The invention has the advantage of implementing a known technology for the purposes of treatment, but also of prevention, of atheroma, but which had never been envisaged in the context of this disease. The use of bisphophonate leads to effective treatment and prevention, doubled by effects as described above, complementary and unexpected. To date, no molecule or mechanical treatment has shown any significant effect on arterial calcifications. However, it has been shown that infra-popliteal lesions, which are extremely present in diabetic and renal failure patients, have characteristics different from atheromatous lesions in other territories. These lesions are distinguished by their calcified character, leading to a "stone" of the vessel, its occlusion and clinically at a high risk of major amputation (leg and thigh).

The invention also relates to a method of therapeutic treatment using a device of the invention as described above. This method aims in particular at least partial disappearance of atheromas or intra-arterial calcium plaques, for the treatment of atherosclerosis, but also the preventive treatment of such plaques.

The method of placing the active balloon or active stent with biphosphonates uses the technologies currently used in current clinical practice, which are well known and practiced by those skilled in the art. It is recalled below.
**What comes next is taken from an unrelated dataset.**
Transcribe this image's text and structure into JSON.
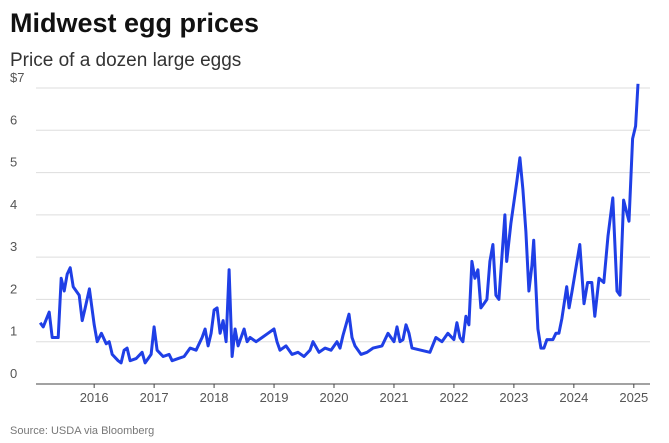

By percutaneous approach, a typically femoral arterial puncture will be performed in an anterograde manner (it is pricked down ie in the direction of flow). A guide is introduced into the artery, breadcrumb that guarantees to be in the light. Then an introducer will make it possible to stabilize this arterial access and its internal lumen is large enough to accept the passage of material of larger caliber like balloon and stent. The lesion to be treated is identified by arteriography: injection of radiopaque product and acquisition of this injection by a radiology device such as an image intensifier used in the operating room. Once the lesion has been identified, the balloon or stent is brought into contact with this lesion according to the technical choice of the operator and the lesion is treated. A control arteriography allows to judge the final quality of the gesture. The patient is then treated with a drug of the anti-platelet aggregating type as is the case for the placement of a conventional stent or after angioplasty.

Claims (10)

1. Intra-arterial medical device comprising an active principle chosen from bisphosphonates. 2. Device according to claim 1, characterized in that the active principle is chosen from etidronic acid, chlodronic acid, tiludronic acid, pamidronic acid, alendronic acid, risedronic acid, ibandronic acid, zoledronic acid, the salts of any of these acids, and mixtures of these acids and / or these salts. 3. Device according to claim 2, characterized in that the active principle is etidronate disodium. 4. Device according to any one of the preceding claims, characterized in that it comprises at least one other active principle, for example paclitaxel. 5. Device according to any one of the preceding claims, characterized in that it is chosen from balloons and stents. 6. Device according to any one of the preceding claims, characterized in that it comprises a matrix in which said active principle is incorporated and from which it can be released in contact with an arterial wall. 7. Device according to claim 6, characterized in that the matrix is chosen from lipophilic polymers, phospholipids. 8. Device according to claim 7, characterized in that the matrix is chosen by the liposomes. 9. Device according to any one of the preceding claims, characterized in that the concentration of active principle ranges from 3 to 9 pg / mm ² . 10. Device according to any one of the preceding claims, characterized in that the weight ratio of the active ingredient (s) to the matrix is at least 0.1 and / or at most 0.5.